Edo State citizens expect a transformational change because of the sentient creature that has ruled the state over the past seven plus years.  If Ugbesia chooses to embrace forgiveness of corrupt individuals on philosophical grounds, it may be a weak and unpopular idea at this time.  If his comments were motivated by his selfish political interest and to gain some support from the incumbent governor that has sworn to fight an Ugbesia governorship aspiration intensely in comparison to others, then it is a sad, pathetic compromise and a complete mortgaging of his humanly conscience for his selfish political appeasement.  Edo state indigenes will resist such a pre-positional integrity issue because it spells doom for the state.

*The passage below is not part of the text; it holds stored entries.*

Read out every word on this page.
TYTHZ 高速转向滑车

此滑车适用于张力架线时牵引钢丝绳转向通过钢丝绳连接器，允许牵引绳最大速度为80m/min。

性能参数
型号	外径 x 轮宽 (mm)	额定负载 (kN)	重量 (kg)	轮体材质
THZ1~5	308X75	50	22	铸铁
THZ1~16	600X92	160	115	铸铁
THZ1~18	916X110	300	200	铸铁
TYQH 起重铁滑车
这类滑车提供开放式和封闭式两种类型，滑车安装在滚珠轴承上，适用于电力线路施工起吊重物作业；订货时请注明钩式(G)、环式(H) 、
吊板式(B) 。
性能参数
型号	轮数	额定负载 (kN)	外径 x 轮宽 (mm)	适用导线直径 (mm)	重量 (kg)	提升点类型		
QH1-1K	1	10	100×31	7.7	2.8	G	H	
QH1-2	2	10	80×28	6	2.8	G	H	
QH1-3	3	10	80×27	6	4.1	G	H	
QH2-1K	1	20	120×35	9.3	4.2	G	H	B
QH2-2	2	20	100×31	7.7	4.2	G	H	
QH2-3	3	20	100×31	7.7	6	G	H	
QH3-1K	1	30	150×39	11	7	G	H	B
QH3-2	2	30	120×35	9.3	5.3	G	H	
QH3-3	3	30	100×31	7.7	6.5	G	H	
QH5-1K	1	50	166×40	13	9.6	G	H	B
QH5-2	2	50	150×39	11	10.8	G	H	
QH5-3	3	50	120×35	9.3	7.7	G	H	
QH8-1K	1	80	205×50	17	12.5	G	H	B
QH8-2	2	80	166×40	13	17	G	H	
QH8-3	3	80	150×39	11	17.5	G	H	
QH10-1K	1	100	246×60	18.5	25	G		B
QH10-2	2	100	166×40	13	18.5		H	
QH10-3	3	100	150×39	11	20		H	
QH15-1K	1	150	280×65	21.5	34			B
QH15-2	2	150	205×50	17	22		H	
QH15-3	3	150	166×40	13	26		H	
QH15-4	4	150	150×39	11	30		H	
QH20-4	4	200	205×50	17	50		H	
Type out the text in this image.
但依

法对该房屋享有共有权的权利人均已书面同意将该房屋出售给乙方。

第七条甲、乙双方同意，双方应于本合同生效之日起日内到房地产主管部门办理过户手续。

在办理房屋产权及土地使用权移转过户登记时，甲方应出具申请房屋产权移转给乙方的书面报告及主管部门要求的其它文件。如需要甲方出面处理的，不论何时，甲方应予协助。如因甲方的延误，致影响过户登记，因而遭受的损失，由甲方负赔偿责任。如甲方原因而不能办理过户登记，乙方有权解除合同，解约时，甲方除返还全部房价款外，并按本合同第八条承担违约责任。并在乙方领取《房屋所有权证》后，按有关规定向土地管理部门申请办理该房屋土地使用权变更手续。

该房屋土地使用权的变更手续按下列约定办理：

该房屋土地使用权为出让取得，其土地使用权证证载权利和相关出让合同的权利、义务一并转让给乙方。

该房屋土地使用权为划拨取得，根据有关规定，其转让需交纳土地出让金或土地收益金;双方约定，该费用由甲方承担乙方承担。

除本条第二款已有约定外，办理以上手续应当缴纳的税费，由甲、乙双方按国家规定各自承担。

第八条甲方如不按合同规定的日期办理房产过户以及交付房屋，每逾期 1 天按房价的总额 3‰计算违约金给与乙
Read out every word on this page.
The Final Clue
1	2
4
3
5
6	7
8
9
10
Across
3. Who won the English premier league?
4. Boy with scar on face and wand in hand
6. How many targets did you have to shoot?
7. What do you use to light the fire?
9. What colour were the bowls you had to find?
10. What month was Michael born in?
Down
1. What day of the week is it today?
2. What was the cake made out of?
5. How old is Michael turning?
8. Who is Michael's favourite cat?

A few months ago, I spoke on the issue of rotational presidency on various yahoo forums.  At a lesser level, several individuals have questioned the viability and wisdom behind zoning the governorship position.  In the vein that I have defended the need for a South-South or South East presidency because of the complexity of the Nigerian system and the subtle but yet powerful isolationist view held by a core group of powerful and influential clique within a region in the country, I also will defend the need for a rotational governorship. 

In replicating statements that I have used in the past, it is important to note that on the surface, the idea of rotational governorship by zones seem anti-democratic, a violation of an effective polyandry system and non-progressive.  The logic doesn’t fit a country that is seeking to achieve democratic goals.  I am truly against the concept of appointing a governor from one of the regions.  My recommendation is not an appointment process but a rotational but yet, democratic system.

The question is how do you ensure a rotational but democratic process without literarily giving it out as an appointment or an appeasement?

The number one goal to selling a governorship aspirant or a product is packaging.  Then the issue of a broad-based support companioned with coalition with other divergent party governorship members and their followers ultimately could lead to a possible success.  In a free and fair environment, an Edo North governorship aspirant cannot win the race without the support of either sides of the Edo state spectrum among others.  The system/concept of parties aligning their supporters behind a viable candidate of another party is a common political strategy.  It happens often.

The keys are packaging and alignments.  In other words, when I advocate for a rotational system, I am not recommending a nomination process, I am not seeking to please a specific region.  For all I care, I don’t trust any one to do an excellent job.  Individuals are quick to compromising their integrities on selfish grounds anyway. Based on the mechanism or lack thereof that we have in place, I am simply seeking a system whereby a qualified candidate from any one of these regions get selected, supported, packaged and presented to the masses with a strong volitional support on the parts of those that have over the years dictated the nuances of our selection/election process.  Ugbesia is a strong candidate as well as some of the other contestants.  At this point, no one knows who will emerge as the next governor until after the primaries.  But, my believe is, with an excellent packaging system, tagged with the moderation of corruption that somehow always, inadvertently gets imbe

dded into the process, the best candidate will stand a great chance of winning.